As mothers, educated women are more likely to have healthy children, and more likely to ensure that their children, both boys and girls, complete school. But illiteracy and ignorance puts women at risk in knowing how to space children and protect them as well as themselves against disease.
"When a girl is without the knowledge and life skills that school can provide, there are immediate and long-term effects. She is exposed to many more risks than her educated counterparts and the consequences are bequeathed to the next generation," UNICEF said in the report.
In most industrialized countries as well as large parts of Latin America, there was a "reverse gender gap" with boys dropping out of school or getting low grades while girls did well in academic subjects, the study said.
But the opposite is true in much of Asia and particularly in sub-Saharan Africa, where 24 million girls did not go to school in 2002, an increase of 4 million since 1990, reflecting in part a sharp drop in foreign aid.
Somalia scored lowest at 11 percent when overall primary school enrollment was measured from 1996 to 2002. In the same period, Tajikistan, the Netherlands and Sweden, for example achieved 100 percent, while Saudi Arabia was at 58 percent.
The score for enrollment in the United States was 95 percent - the same as Vietnam.
Foreign aid, grants and contributions to education in poor countries, with a few exceptions, failed to make the type of investment in education that would enable girls to attend and complete school, the report said.
Bilateral aid to education in 2000 was $3.5 billion, 30 percent less than a decade earlier.
When parents have to pay for school, usually the boys get preference, or children are kept out entirely, UNICEF said.
In September 2000, world leaders at a U.N.

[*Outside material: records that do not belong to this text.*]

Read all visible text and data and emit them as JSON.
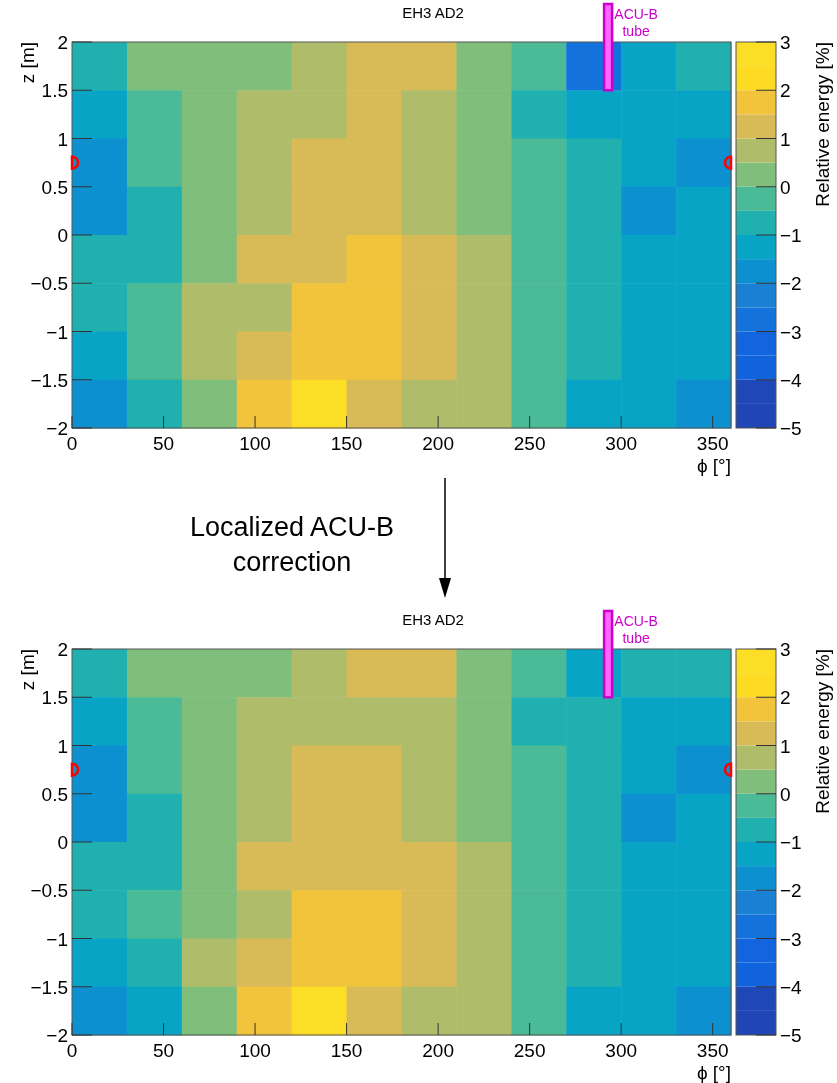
{
  "chart_data": [
    {
      "type": "heatmap",
      "title": "EH3 AD2",
      "xlabel": "ϕ [°]",
      "ylabel": "z [m]",
      "clabel": "Relative energy [%]",
      "xlim": [
        0,
        360
      ],
      "xticks": [
        0,
        50,
        100,
        150,
        200,
        250,
        300,
        350
      ],
      "ylim": [
        -2,
        2
      ],
      "yticks": [
        -2,
        -1.5,
        -1,
        -0.5,
        0,
        0.5,
        1,
        1.5,
        2
      ],
      "clim": [
        -5,
        3
      ],
      "cticks": [
        -5,
        -4,
        -3,
        -2,
        -1,
        0,
        1,
        2,
        3
      ],
      "cells": [
        [
          -0.75,
          0.25,
          0.25,
          0.25,
          0.75,
          1.25,
          1.25,
          0.25,
          -0.25,
          -2.75,
          -1.25,
          -0.75
        ],
        [
          -1.25,
          -0.25,
          0.25,
          0.75,
          0.75,
          1.25,
          0.75,
          0.25,
          -0.75,
          -1.25,
          -1.25,
          -1.25
        ],
        [
          -1.75,
          -0.25,
          0.25,
          0.75,
          1.25,
          1.25,
          0.75,
          0.25,
          -0.25,
          -0.75,
          -1.25,
          -1.75
        ],
        [
          -1.75,
          -0.75,
          0.25,
          0.75,
          1.25,
          1.25,
          0.75,
          0.25,
          -0.25,
          -0.75,
          -1.75,
          -1.25
        ],
        [
          -0.75,
          -0.75,
          0.25,
          1.25,
          1.25,
          1.75,
          1.25,
          0.75,
          -0.25,
          -0.75,
          -1.25,
          -1.25
        ],
        [
          -0.75,
          -0.25,
          0.75,
          0.75,
          1.75,
          1.75,
          1.25,
          0.75,
          -0.25,
          -0.75,
          -1.25,
          -1.25
        ],
        [
          -1.25,
          -0.25,
          0.75,
          1.25,
          1.75,
          1.75,
          1.25,
          0.75,
          -0.25,
          -0.75,
          -1.25,
          -1.25
        ],
        [
          -1.75,
          -0.75,
          0.25,
          1.75,
          2.75,
          1.25,
          0.75,
          0.75,
          -0.25,
          -1.25,
          -1.25,
          -1.75
        ]
      ],
      "annotations": [
        "ACU-B tube",
        "Localized ACU-B correction"
      ]
    },
    {
      "type": "heatmap",
      "title": "EH3 AD2",
      "xlabel": "ϕ [°]",
      "ylabel": "z [m]",
      "clabel": "Relative energy [%]",
      "xlim": [
        0,
        360
      ],
      "xticks": [
        0,
        50,
        100,
        150,
        200,
        250,
        300,
        350
      ],
      "ylim": [
        -2,
        2
      ],
      "yticks": [
        -2,
        -1.5,
        -1,
        -0.5,
        0,
        0.5,
        1,
        1.5,
        2
      ],
      "clim": [
        -5,
        3
      ],
      "cticks": [
        -5,
        -4,
        -3,
        -2,
        -1,
        0,
        1,
        2,
        3
      ],
      "cells": [
        [
          -0.75,
          0.25,
          0.25,
          0.25,
          0.75,
          1.25,
          1.25,
          0.25,
          -0.25,
          -1.25,
          -0.75,
          -0.75
        ],
        [
          -1.25,
          -0.25,
          0.25,
          0.75,
          0.75,
          0.75,
          0.75,
          0.25,
          -0.75,
          -0.75,
          -1.25,
          -1.25
        ],
        [
          -1.75,
          -0.25,
          0.25,
          0.75,
          1.25,
          1.25,
          0.75,
          0.25,
          -0.25,
          -0.75,
          -1.25,
          -1.75
        ],
        [
          -1.75,
          -0.75,
          0.25,
          0.75,
          1.25,
          1.25,
          0.75,
          0.25,
          -0.25,
          -0.75,
          -1.75,
          -1.25
        ],
        [
          -0.75,
          -0.75,
          0.25,
          1.25,
          1.25,
          1.25,
          1.25,
          0.75,
          -0.25,
          -0.75,
          -1.25,
          -1.25
        ],
        [
          -0.75,
          -0.25,
          0.25,
          0.75,
          1.75,
          1.75,
          1.25,
          0.75,
          -0.25,
          -0.75,
          -1.25,
          -1.25
        ],
        [
          -1.25,
          -0.75,
          0.75,
          1.25,
          1.75,
          1.75,
          1.25,
          0.75,
          -0.25,
          -0.75,
          -1.25,
          -1.25
        ],
        [
          -1.75,
          -1.25,
          0.25,
          1.75,
          2.75,
          1.25,
          0.75,
          0.75,
          -0.25,
          -1.25,
          -1.25,
          -1.75
        ]
      ],
      "annotations": [
        "ACU-B tube"
      ]
    }
  ]
}
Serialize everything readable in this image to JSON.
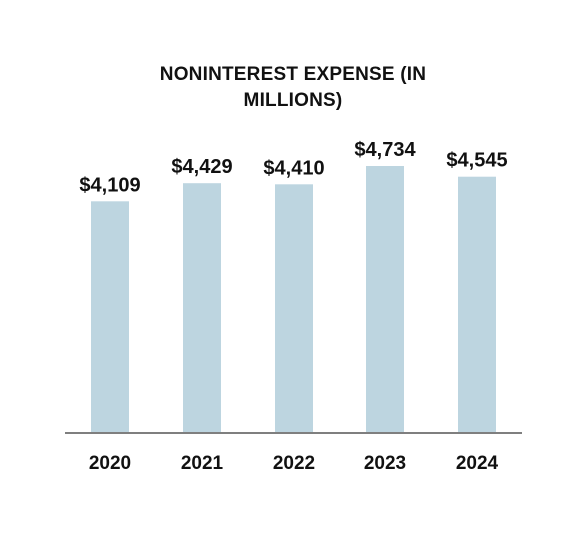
{
  "chart_data": {
    "type": "bar",
    "title": "NONINTEREST EXPENSE (IN MILLIONS)",
    "categories": [
      "2020",
      "2021",
      "2022",
      "2023",
      "2024"
    ],
    "values": [
      4109,
      4429,
      4410,
      4734,
      4545
    ],
    "data_labels": [
      "$4,109",
      "$4,429",
      "$4,410",
      "$4,734",
      "$4,545"
    ],
    "xlabel": "",
    "ylabel": "",
    "ylim": [
      0,
      4734
    ],
    "grid": false,
    "legend": "none",
    "colors": {
      "bar": "#bdd5e0",
      "axis": "#7f7f7f",
      "text": "#111111"
    }
  }
}
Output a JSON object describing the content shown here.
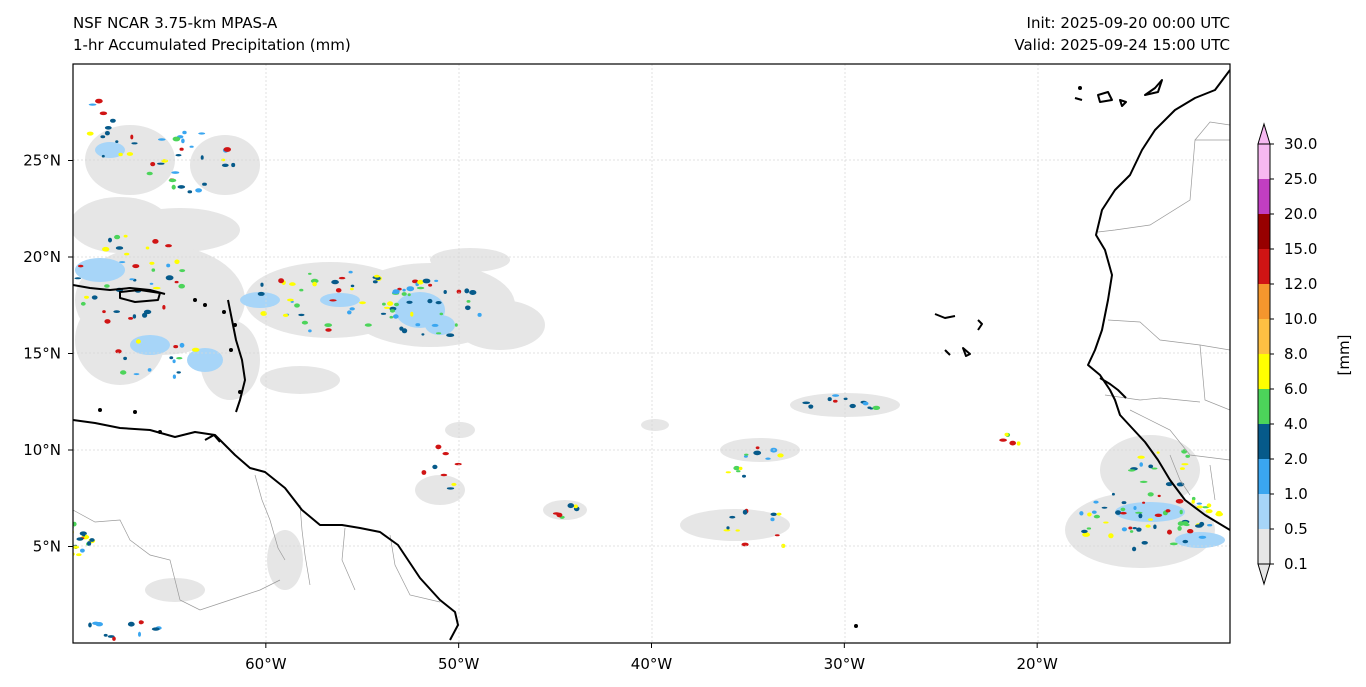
{
  "header": {
    "model": "NSF NCAR 3.75-km MPAS-A",
    "field": "1-hr Accumulated Precipitation (mm)",
    "init": "Init: 2025-09-20 00:00 UTC",
    "valid": "Valid: 2025-09-24 15:00 UTC"
  },
  "map": {
    "lon_range": [
      -70,
      -10
    ],
    "lat_range": [
      0,
      30
    ],
    "lat_ticks": [
      {
        "value": 25,
        "label": "25°N"
      },
      {
        "value": 20,
        "label": "20°N"
      },
      {
        "value": 15,
        "label": "15°N"
      },
      {
        "value": 10,
        "label": "10°N"
      },
      {
        "value": 5,
        "label": "5°N"
      }
    ],
    "lon_ticks": [
      {
        "value": -60,
        "label": "60°W"
      },
      {
        "value": -50,
        "label": "50°W"
      },
      {
        "value": -40,
        "label": "40°W"
      },
      {
        "value": -30,
        "label": "30°W"
      },
      {
        "value": -20,
        "label": "20°W"
      }
    ],
    "gridlines": true
  },
  "colorbar": {
    "unit_label": "[mm]",
    "levels": [
      "0.1",
      "0.5",
      "1.0",
      "2.0",
      "4.0",
      "6.0",
      "8.0",
      "10.0",
      "12.0",
      "15.0",
      "20.0",
      "25.0",
      "30.0"
    ],
    "colors": [
      "#e6e6e6",
      "#a7d5f8",
      "#3aa6f0",
      "#065a8a",
      "#4cd45a",
      "#ffff00",
      "#fdc043",
      "#f5962d",
      "#d01414",
      "#970000",
      "#c13ec1",
      "#f7b8f1"
    ]
  }
}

Millennium summit agreed to a series of goals to reduce poverty around the world. One was parity for boys and girls in primary education by 2005, a goal few believe will be achieved.
Bellamy said the global preoccupation with security since the Sept. 11, 2001, attacks against the United States could result in curtailing future pledges of aid to poor nations.
But many countries are trying. Egypt for example, pledged to end the gender-gap by 2007 by creating at least 3,000 "girl-friendly" schools, the report said.